On 2015/1/30 10:13, Viresh Kumar wrote:
On 30 January 2015 at 07:40, ethan zhao ethan.zhao@oracle.com wrote:
For a PPC notification and xen-bus thread race, could you tell me a way how to reproduce it by trigger the PPC notification and xen-bus events manually ? You really want me write some code into a test kernel to flood the PPC and xen-bus at the same time ? if we could analysis code and get the issue clearly, we wouldn't wait the users to yell out.
I thought you already have a test where you are hitting the issue you originally reported. Atleast Santosh did confirm that he is hitting 3/5 times in his kernel during boot..
As I know, PPC notification only happens when power capping needed, maybe the server over-hot, if the cooling condition recover, you couldn't reproduce it either !.
My reasoning of why your observation doesn't fit here:
Copying from your earlier mail..
Thread A: Workqueue: kacpi_notify
acpi_processor_notify() acpi_processor_ppc_has_changed() cpufreq_update_policy() cpufreq_cpu_get() kobject_get()
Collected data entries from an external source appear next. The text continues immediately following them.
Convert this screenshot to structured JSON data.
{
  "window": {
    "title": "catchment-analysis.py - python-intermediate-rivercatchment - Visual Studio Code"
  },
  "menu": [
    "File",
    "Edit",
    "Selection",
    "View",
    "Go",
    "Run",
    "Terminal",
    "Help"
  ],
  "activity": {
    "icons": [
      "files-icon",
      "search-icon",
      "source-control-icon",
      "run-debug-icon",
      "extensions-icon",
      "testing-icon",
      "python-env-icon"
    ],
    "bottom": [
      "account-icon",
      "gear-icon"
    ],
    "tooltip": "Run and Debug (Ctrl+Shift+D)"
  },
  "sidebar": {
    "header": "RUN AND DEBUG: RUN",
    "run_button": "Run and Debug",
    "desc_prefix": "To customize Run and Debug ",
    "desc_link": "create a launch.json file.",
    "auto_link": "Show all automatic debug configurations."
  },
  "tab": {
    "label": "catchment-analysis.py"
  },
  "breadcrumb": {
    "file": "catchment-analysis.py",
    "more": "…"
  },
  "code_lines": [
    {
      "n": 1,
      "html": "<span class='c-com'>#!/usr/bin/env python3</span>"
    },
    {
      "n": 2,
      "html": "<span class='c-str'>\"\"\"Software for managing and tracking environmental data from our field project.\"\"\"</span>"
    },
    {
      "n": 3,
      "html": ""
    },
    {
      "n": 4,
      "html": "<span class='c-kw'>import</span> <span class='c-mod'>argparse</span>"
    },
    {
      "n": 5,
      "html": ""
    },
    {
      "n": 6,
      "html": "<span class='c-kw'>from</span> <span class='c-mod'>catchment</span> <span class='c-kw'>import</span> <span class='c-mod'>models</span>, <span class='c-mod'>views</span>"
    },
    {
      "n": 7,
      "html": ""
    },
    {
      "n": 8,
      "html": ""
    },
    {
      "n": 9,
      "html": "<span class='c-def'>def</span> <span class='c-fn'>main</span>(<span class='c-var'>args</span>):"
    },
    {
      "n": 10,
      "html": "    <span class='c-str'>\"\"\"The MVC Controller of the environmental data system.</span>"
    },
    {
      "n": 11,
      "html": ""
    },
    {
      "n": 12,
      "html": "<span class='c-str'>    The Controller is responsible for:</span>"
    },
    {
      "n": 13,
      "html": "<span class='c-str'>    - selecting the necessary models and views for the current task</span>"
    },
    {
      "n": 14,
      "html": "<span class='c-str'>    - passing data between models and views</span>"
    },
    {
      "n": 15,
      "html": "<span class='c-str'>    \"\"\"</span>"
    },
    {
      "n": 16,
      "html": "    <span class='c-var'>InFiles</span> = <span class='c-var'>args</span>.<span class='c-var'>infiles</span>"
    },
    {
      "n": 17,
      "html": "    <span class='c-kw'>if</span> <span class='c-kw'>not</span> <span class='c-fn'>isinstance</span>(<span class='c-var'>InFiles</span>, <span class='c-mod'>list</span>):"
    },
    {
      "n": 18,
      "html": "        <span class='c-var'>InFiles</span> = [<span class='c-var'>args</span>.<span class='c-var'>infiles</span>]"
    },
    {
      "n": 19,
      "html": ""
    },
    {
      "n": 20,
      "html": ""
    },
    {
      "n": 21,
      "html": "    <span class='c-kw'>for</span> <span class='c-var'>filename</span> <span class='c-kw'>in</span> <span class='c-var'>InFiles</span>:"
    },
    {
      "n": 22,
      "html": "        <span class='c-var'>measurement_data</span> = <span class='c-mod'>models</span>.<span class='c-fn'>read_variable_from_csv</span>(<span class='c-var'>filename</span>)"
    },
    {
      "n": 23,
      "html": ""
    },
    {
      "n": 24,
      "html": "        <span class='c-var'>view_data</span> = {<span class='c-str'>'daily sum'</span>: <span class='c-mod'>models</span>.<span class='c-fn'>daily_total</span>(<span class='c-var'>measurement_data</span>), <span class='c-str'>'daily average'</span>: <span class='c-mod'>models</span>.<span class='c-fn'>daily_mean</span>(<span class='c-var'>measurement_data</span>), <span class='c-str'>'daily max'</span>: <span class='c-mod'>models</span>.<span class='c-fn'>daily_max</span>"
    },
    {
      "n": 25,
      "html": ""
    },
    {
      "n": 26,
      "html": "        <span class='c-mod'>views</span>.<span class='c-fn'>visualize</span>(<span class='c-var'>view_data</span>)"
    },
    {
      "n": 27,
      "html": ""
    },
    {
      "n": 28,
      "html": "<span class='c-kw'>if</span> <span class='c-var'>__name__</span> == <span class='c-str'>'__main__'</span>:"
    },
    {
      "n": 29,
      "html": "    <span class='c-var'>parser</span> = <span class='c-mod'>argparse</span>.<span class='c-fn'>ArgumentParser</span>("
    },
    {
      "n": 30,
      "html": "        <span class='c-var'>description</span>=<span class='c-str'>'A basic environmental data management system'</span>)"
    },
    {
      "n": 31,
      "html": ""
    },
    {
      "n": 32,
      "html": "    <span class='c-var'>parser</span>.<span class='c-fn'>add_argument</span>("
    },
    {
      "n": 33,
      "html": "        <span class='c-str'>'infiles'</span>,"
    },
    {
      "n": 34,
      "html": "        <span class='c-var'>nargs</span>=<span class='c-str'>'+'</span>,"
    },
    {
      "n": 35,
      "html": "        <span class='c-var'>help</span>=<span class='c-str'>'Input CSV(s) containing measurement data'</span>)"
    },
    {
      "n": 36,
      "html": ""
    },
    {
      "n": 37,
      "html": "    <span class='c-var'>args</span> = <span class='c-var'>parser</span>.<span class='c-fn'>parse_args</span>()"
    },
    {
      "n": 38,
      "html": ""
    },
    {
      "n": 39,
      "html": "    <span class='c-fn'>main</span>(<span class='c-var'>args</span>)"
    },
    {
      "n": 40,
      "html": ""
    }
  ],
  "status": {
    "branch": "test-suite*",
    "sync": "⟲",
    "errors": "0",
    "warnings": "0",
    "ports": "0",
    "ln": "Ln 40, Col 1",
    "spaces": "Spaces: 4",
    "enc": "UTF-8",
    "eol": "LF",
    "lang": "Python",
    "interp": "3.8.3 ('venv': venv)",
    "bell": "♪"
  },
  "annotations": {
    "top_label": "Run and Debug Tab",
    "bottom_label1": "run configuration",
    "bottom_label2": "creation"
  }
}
This tries to increment the count and the warning you have mentioned happen because:
WARN_ON_ONCE(atomic_inc_return(&kref->refcount) < 2);
i.e. even after incrementing the count, it is < 2. Which I believe will be
- Which means that we have tried to do kobject_get() on a kobject
for which kobject_put() is already done.
Thread B: xenbus_thread()
xenbus_thread() msg->u.watch.handle->callback() handle_vcpu_hotplug_event() vcpu_hotplug() cpu_down() __cpu_notify(CPU_DOWN_PREPARE..) cpufreq_cpu_callback() __cpufreq_remove_dev_prepare() update_policy_cpu() kobject_move()
Okay, where is the race or kobject_put() here ? We are just moving the kobject and it has nothing to do with the refcount of kobject.
Why do you see its a race ?
I mean the policy->cpu has been changed, that CPU is about to be down, Thread A continue to get and update the policy for it blindly, that is what I Say 'race', not the refcount itself.
Thanks, Ethan